Analyze model performance by station.

In [None]:
# Calculate metrics for each station
stations = temp_df['station_id'].unique()
station_metrics = []

for station in stations[:5]:  # Analyze first 5 stations
    station_data = temp_df[temp_df['station_id'] == station]
    obs_station = station_data['observed_temp'].values
    mod_station = station_data['modeled_temp'].values

    station_metrics.append({
        'station': station,
        'MAE': ms.MAE(obs_station, mod_station),
        'RMSE': ms.RMSE(obs_station, mod_station),
        'R2': ms.R2(obs_station, mod_station),
        'Correlation': ms.pearson_correlation(obs_station, mod_station),
        'MBE': ms.MBE(obs_station, mod_station)
    })

# Convert to DataFrame and display
metrics_df = pd.DataFrame(station_metrics)
print("Station-wise Performance Metrics:")
print(metrics_df)

# Visualize station performance
fig, axes = plt.subplots(1, 2, figsize=(15, 5))

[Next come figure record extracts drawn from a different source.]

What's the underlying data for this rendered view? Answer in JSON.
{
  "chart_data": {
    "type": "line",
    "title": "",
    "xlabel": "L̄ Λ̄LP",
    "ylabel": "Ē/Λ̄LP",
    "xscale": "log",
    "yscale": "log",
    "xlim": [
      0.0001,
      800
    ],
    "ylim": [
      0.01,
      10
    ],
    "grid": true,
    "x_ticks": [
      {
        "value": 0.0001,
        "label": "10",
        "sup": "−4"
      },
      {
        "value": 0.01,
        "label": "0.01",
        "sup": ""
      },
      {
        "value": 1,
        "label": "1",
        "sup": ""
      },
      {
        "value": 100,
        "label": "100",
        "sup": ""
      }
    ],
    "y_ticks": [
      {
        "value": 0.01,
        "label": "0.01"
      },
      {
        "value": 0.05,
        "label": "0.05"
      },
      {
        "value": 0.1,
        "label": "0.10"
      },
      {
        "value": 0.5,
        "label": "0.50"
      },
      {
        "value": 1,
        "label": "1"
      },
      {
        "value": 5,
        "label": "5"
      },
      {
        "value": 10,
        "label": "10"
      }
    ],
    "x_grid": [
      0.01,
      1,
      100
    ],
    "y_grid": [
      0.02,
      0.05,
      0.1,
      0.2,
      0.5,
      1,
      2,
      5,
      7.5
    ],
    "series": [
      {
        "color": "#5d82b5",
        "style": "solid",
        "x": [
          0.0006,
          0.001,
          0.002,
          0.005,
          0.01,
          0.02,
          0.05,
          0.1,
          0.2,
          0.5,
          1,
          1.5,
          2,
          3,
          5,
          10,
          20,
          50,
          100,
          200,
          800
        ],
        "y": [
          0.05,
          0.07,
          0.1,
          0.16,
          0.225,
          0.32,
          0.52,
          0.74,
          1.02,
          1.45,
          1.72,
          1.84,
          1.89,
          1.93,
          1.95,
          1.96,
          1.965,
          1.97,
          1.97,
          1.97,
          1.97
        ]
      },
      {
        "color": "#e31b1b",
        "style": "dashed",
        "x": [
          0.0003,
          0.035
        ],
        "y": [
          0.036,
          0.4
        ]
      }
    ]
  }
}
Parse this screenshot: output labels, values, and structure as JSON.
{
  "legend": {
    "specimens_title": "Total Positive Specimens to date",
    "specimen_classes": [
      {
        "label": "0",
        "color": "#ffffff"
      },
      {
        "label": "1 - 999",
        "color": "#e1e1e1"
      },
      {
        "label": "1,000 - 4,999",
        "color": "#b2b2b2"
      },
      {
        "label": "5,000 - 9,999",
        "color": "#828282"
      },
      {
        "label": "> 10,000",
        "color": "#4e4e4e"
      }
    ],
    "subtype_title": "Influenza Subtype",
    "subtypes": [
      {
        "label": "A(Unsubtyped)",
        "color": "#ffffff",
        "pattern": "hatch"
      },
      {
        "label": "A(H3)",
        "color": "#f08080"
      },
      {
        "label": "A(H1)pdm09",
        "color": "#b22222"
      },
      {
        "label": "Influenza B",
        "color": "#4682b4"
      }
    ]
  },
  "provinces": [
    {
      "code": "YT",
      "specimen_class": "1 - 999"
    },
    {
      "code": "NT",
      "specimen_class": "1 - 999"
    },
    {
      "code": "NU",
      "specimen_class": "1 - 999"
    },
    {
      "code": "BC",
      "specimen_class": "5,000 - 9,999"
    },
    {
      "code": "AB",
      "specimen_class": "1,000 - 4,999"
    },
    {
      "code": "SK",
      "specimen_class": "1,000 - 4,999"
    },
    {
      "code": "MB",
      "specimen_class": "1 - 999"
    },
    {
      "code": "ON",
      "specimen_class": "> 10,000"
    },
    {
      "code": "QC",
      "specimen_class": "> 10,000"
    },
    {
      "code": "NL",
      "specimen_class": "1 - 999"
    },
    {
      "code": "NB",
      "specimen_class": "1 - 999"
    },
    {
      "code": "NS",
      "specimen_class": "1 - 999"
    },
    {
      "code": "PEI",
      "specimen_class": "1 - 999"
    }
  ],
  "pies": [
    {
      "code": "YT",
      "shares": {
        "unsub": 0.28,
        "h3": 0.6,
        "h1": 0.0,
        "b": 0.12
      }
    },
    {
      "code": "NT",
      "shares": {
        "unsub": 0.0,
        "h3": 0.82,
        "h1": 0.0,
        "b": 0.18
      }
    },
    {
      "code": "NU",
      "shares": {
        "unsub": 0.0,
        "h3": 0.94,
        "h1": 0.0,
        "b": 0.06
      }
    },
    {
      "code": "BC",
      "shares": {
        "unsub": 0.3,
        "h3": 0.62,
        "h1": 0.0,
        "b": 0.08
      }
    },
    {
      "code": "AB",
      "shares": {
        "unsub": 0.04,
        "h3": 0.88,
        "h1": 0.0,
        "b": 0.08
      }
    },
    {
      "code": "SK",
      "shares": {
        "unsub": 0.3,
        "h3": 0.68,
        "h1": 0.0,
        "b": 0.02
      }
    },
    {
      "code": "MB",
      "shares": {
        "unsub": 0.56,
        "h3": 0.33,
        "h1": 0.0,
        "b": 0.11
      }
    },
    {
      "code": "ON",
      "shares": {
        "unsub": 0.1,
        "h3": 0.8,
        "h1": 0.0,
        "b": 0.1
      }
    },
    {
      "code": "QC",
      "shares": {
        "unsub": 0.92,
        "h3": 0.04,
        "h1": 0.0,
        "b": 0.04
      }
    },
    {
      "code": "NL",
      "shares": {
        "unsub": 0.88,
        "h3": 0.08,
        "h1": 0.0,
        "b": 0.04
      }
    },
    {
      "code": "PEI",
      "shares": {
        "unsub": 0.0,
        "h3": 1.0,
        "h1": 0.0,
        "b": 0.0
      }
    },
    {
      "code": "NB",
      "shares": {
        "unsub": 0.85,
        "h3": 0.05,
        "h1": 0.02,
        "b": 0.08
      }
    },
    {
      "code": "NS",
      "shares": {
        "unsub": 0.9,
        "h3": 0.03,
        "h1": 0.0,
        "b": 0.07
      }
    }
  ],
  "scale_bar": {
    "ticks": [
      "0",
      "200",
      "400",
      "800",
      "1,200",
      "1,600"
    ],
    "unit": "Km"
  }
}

axes[0].bar(metrics_df['station'], metrics_df['RMSE'])
axes[0].set_xlabel('Station')
axes[0].set_ylabel('RMSE')
axes[0].set_title('RMSE by Station')
axes[0].tick_params(axis='x', rotation=45)

axes[1].bar(metrics_df['station'], metrics_df['R2'])
axes[1].set_xlabel('Station')
axes[1].set_ylabel('R²')
axes[1].set_title('R² by Station')
axes[1].tick_params(axis='x', rotation=45)

plt.tight_layout()
plt.show()

## Summary

This notebook demonstrated the basic statistical analysis capabilities of Monet Stats:

1. **Error Metrics**: MAE, RMSE, MBE, MAPE, MPE
2. **Correlation Metrics**: Pearson, Spearman, R²
3. **Skill Scores**: NSE, mNSE, rNSE, NSElog, NSEm, SS
4. **Visualization**: Scatter plots, time series, error distributions
5. **Station-wise Analysis**: Performance by location

These metrics provide a comprehensive view of model performance for temperature forecasts.